Monday, April 6, 2009
In February I scanned some fabrics for a client. He commented later that the light purples were a bit off which surprised me since I had adjusted the images comparing to the actual fabric viewed by an Ott Light. The following month, our speaker was Andrew Patrick of Epson who talked about modern digital printing and colour management.
This prompted me to finally get a calibration device for my monitor. I decided on the Spyder3 Pro since a friend of mine was pleased with the earlier version for his monitor. The installation and starting instructions were cryptic. It didn’t help that the initial palette on the Mac used Chinese to label the various buttons. Since the palette listed my applications, I assumed I was looking at the right folder and clicked the highlighted button. Installation was a success. Now what? Turns out only the utility program was open which has no screens. I tracked down the calibration application in my apps folder and we were off to the races. The end result was very satisfying. My monitor colours look much better.

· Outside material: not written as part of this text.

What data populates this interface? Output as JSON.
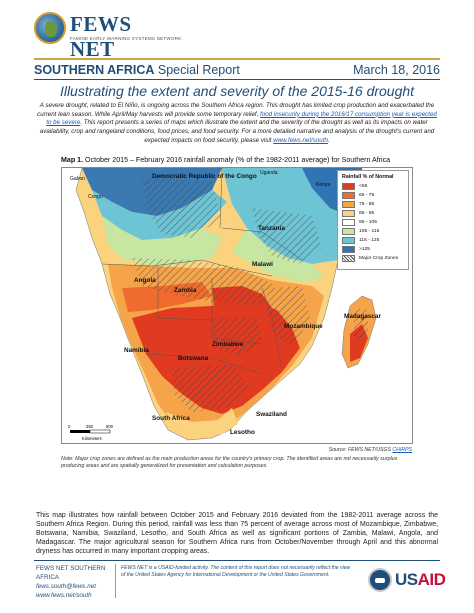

As many sites and blogs have noted, the actual calibration steps are quite simple with a good set of help files in the program itself. When I finished, the before/after toggle on the sample images seemed to show a slightly darker image that before. On second look, the highlights were no longer slightly blown out. One of the samples in greyscale showed a yellowish colour cast had been removed. When I closed the chart, it was apparent that the whites on my screen were cleaner now. The discovered colour cast would have affected the pale purple fabric scans and as a result my adjusted files were indeed slightly off when viewed on a different monitor. NB. On my Windows XP computer all screens were in English and the utility icon in the tray had a menu item to start the calibration program. The calibration has given new life to my 11 year old Trinitron Multiscan 400PS. The change is remarkable.